Thursday, May 24, 2007

I'm Digging Hard

So I am at Stanford after leaving San Fran accept now I am wondering if I am facing the old cliche "I left my heart in San Francisco", but San Fran went to Seattle and this girl kind of came out nowhere and we both snuck up on each other. She is smart, sexy, funny, and she makes me feel high and smile when I let her seep into my being. I want to call her right now, but I just want to keep feeling her energetically and I just want to keep feeling and being with her soul. All of us really do have an ability to talk without speaking on the phone. All of us have feelings that we hold back myself included because we don't want to be caught out there all alone thinking the other person would catch us, but God's love always catches us.

The people that make us feel the best are also the people that can cause us to feel the worst. Life is an ebb and flow that leads to this journey. I am trying to allow myself more time to reflect and to be in clear state and speak from my heart. Though I am an open person there are still parts of me that are closed off and those parts need to open up and someone comes along and gives you a prod and brings all of that to the surface. We don't need to suffer we can just love deeply and let it take us wherever we need to be. We can try and rationalize our feelings or we can just feel them and be honest about what we feel and that is what I desire to remember for all of time.

9 comments:

Anonymous said...

i know exactly what you are talking about. when we think about someone it is like we are sending out a radio signal or possibly we are recieving a thought which is a connection and back and forth. very interesting. i think our thoughts about people really do create a sort of wave frequency. the power of mind to turn off, turn on, tune in clearly or create static-very fascinating-the power of mind and concentration.
telepathy existed before telephone. all technology is just a manifested form of something that has always been in subtle dimension of our beings...very nice thought-I'm Diggin it!

Anonymous said...

by the way...

who the hell is reverend steve?

anyone-i just never caught it

Anonymous said...

Two and a half months and counting. . .

Unknown said...

this touched me deeply monsieur. you've put into words what i have always been afraid to feel my whole life. thank you for seeing in color. peace

Anonymous said...

Reverend Steve was one of the greatest men I ever knew and his whereabouts are unknown and Dr. John Bender and him were like brothers at one point, but then I think a girl got between their friendship. Even today I am not really sure what to say about it.

Dr John Bender said...

Sonny, when I have more time, you and I are going to have to have a nice chat about metaphysics and epistemology. I have met very few Bible thumpers who have ever said "telepathy existed before telephone." How did you come about to develop your world views?
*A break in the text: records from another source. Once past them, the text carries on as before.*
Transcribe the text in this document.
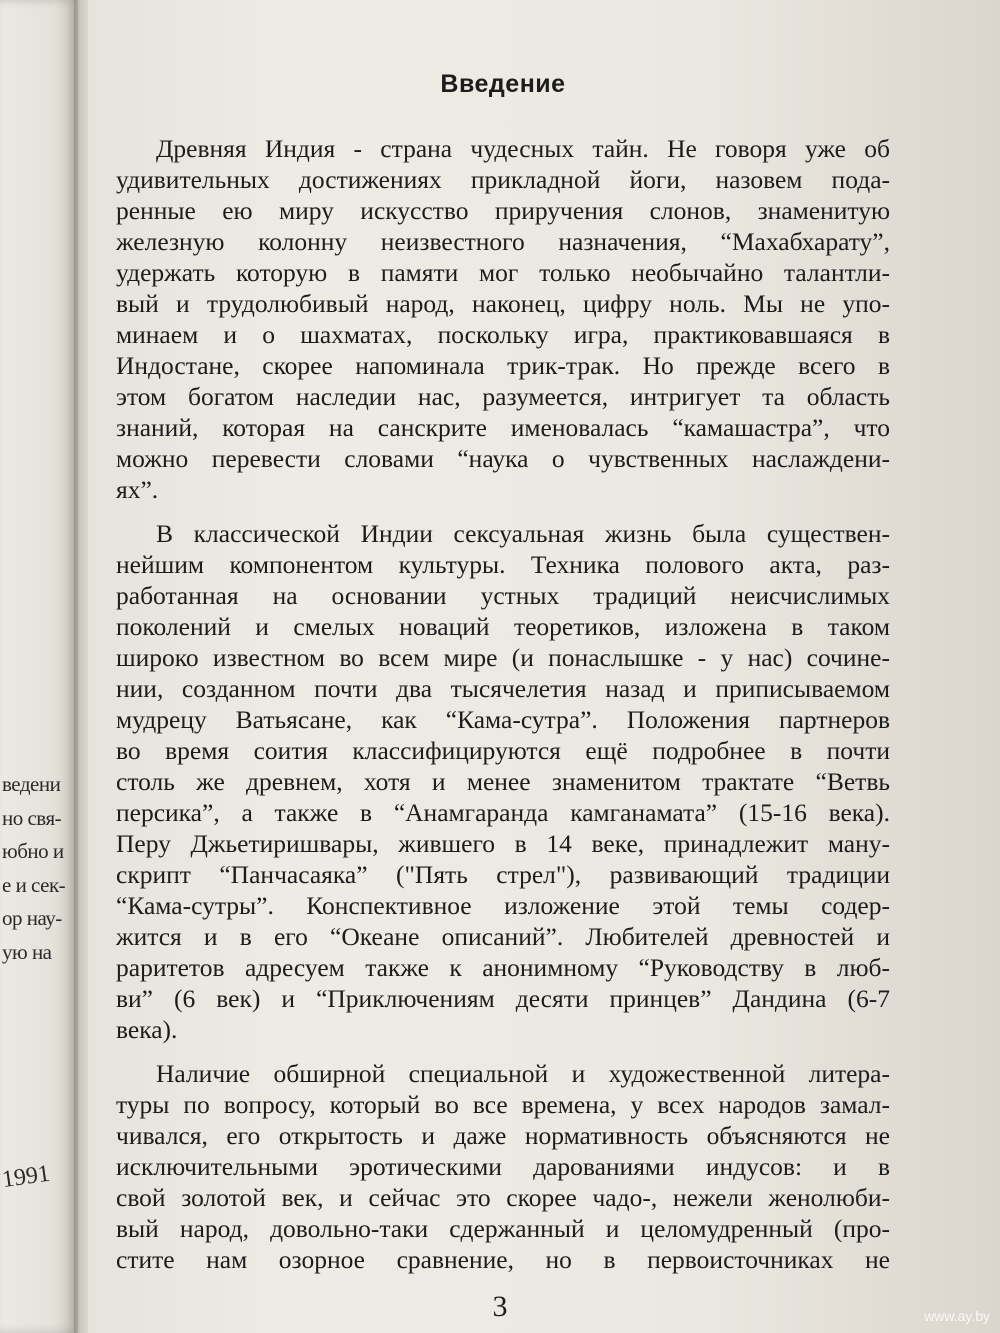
ведени
но свя-
юбно и
е и сек-
ор нау-
ую на
1991
Введение
Древняя Индия - страна чудесных тайн. Не говоря уже об
удивительных достижениях прикладной йоги, назовем пода-
ренные ею миру искусство приручения слонов, знаменитую
железную колонну неизвестного назначения, “Махабхарату”,
удержать которую в памяти мог только необычайно талантли-
вый и трудолюбивый народ, наконец, цифру ноль. Мы не упо-
минаем и о шахматах, поскольку игра, практиковавшаяся в
Индостане, скорее напоминала трик-трак. Но прежде всего в
этом богатом наследии нас, разумеется, интригует та область
знаний, которая на санскрите именовалась “камашастра”, что
можно перевести словами “наука о чувственных наслаждени-
ях”.
В классической Индии сексуальная жизнь была существен-
нейшим компонентом культуры. Техника полового акта, раз-
работанная на основании устных традиций неисчислимых
поколений и смелых новаций теоретиков, изложена в таком
широко известном во всем мире (и понаслышке - у нас) сочине-
нии, созданном почти два тысячелетия назад и приписываемом
мудрецу Ватьясане, как “Кама-сутра”. Положения партнеров
во время соития классифицируются ещё подробнее в почти
столь же древнем, хотя и менее знаменитом трактате “Ветвь
персика”, а также в “Анамгаранда камганамата” (15-16 века).
Перу Джьетиришвары, жившего в 14 веке, принадлежит ману-
скрипт “Панчасаяка” ("Пять стрел"), развивающий традиции
“Кама-сутры”. Конспективное изложение этой темы содер-
жится и в его “Океане описаний”. Любителей древностей и
раритетов адресуем также к анонимному “Руководству в люб-
ви” (6 век) и “Приключениям десяти принцев” Дандина (6-7
века).
Наличие обширной специальной и художественной литера-
туры по вопросу, который во все времена, у всех народов замал-
чивался, его открытость и даже нормативность объясняются не
исключительными эротическими дарованиями индусов: и в
свой золотой век, и сейчас это скорее чадо-, нежели женолюби-
вый народ, довольно-таки сдержанный и целомудренный (про-
стите нам озорное сравнение, но в первоисточниках не
3	www.ay.by
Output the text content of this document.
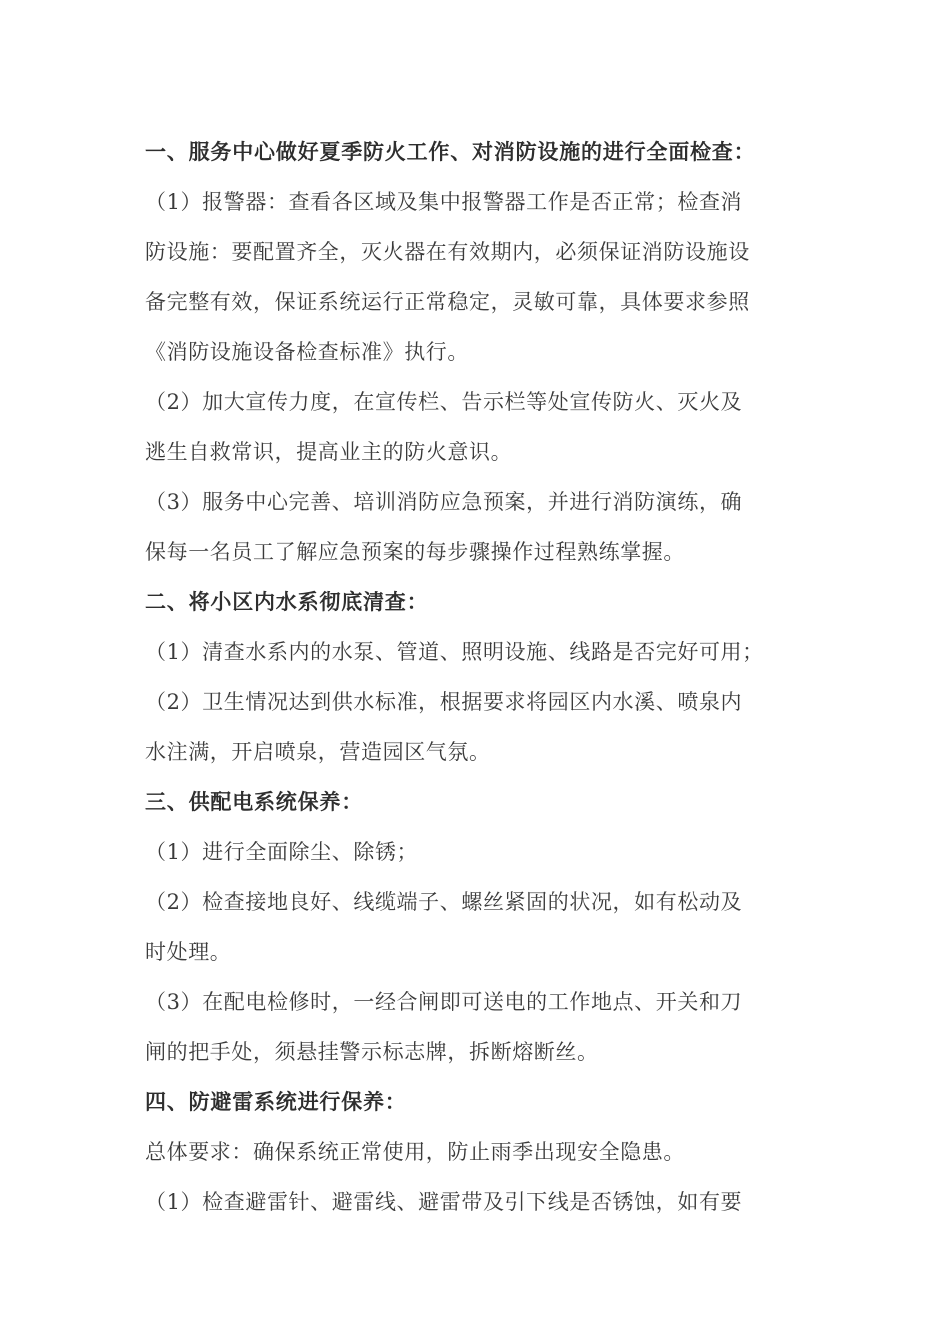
一、服务中心做好夏季防火工作、对消防设施的进行全面检查：
（1）报警器：查看各区域及集中报警器工作是否正常；检查消
防设施：要配置齐全，灭火器在有效期内，必须保证消防设施设
备完整有效，保证系统运行正常稳定，灵敏可靠，具体要求参照
《消防设施设备检查标准》执行。
（2）加大宣传力度，在宣传栏、告示栏等处宣传防火、灭火及
逃生自救常识，提高业主的防火意识。
（3）服务中心完善、培训消防应急预案，并进行消防演练，确
保每一名员工了解应急预案的每步骤操作过程熟练掌握。
二、将小区内水系彻底清查：
（1）清查水系内的水泵、管道、照明设施、线路是否完好可用；
（2）卫生情况达到供水标准，根据要求将园区内水溪、喷泉内
水注满，开启喷泉，营造园区气氛。
三、供配电系统保养：
（1）进行全面除尘、除锈；
（2）检查接地良好、线缆端子、螺丝紧固的状况，如有松动及
时处理。
（3）在配电检修时，一经合闸即可送电的工作地点、开关和刀
闸的把手处，须悬挂警示标志牌，拆断熔断丝。
四、防避雷系统进行保养：
总体要求：确保系统正常使用，防止雨季出现安全隐患。
（1）检查避雷针、避雷线、避雷带及引下线是否锈蚀，如有要
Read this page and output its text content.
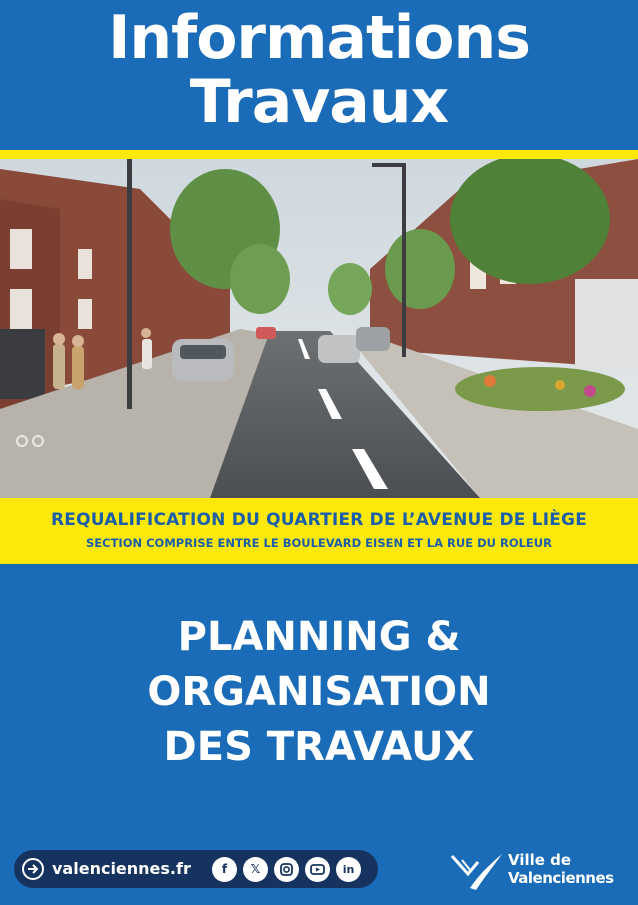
Informations
Travaux
REQUALIFICATION DU QUARTIER DE L’AVENUE DE LIÈGE
SECTION COMPRISE ENTRE LE BOULEVARD EISEN ET LA RUE DU ROLEUR
PLANNING &
ORGANISATION
DES TRAVAUX
valenciennes.fr	f	𝕏	in
Ville de
Valenciennes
(Actually, please save this for when I have more time.)

In regards to Reverend Steve... Te and I were housemates of sorts with Reverend Steve as well as many other hooligans. We have kept in touch (more of less) with pretty much all of them except for Reverend Steve, who vanished earlier this year, and this kid Jeremy who literally disappeared from existence in 2001. I often think about Jeremy, because he was from New York, graduated in April of 2001, went home at the end of that August... and then nobody has heard from him since.

I think the good Reverend just suffered from burnout and retired. Nobody can continue to be that bitter for that long. Still, I am often mistaken for him... we are both intelligent, but I am a bit better looking, though the Reverend's hairline is still intact where is mine is not. (Te... can you perform a healing on my receeding hairline?)

Dr John Bender said...

BTW... a beautiful post, Te. Falling in love is a kind of surrender to something more powerful than one's self. It can be scary, like emerging from a cocoon, not knowing exactly what you have transformed into.

Anonymous said...

excellent, thanks for the interesting history...

very spiritual very intelligent very bitterly humurous concerning the nonsense of peoples hopeless enslavement to organized religion

false attatchment without understanding the goal of cultivating the knowledge of ones relationship with the source of existence

religious process to cleanse the mind of false ego
to cleanse the dust of the heart
to discern the eternal in the corporeal
to love unconditionally
yet into myriads of thoughts man becomes enslaved without transcendence
believing beyond the senses
the leap of faith over
chemical combination fences
into thin air without breath
seeking death but being alive more than ever

dissipation of delusion

Anonymous said...

"Falling in love is a kind of surrender to something more powerful than one's self. It can be scary, like emerging from a cocoon, not knowing exactly what you have transformed into."

I thought about this quote as I experienced how all of existence is like this. In order for there to be transformation in life we must be in a constant state of letting go. Movement means moving on.

Just like the river is from the ocean and flowing and carving its way to the ocean. The mind is coming from the infinite and is moving towards the infinite.

essence of existence is infinite and manifested in the cycle of creation, sustainance and dissolution. If each individual was a raindrop falling from the firmament, flowing through life, and dissolving in the sea, and precepitating back to the celestial regions.

A fast moving river stirs up a lot of mud, it is necessary as it carves through the earth, but in the end the water is transparent in its natural state.

I can't really put into words what I am trying to say, but when I was contemplating this brief realization, the above quote from dr. john bender came to mind, nice picture of words indeed.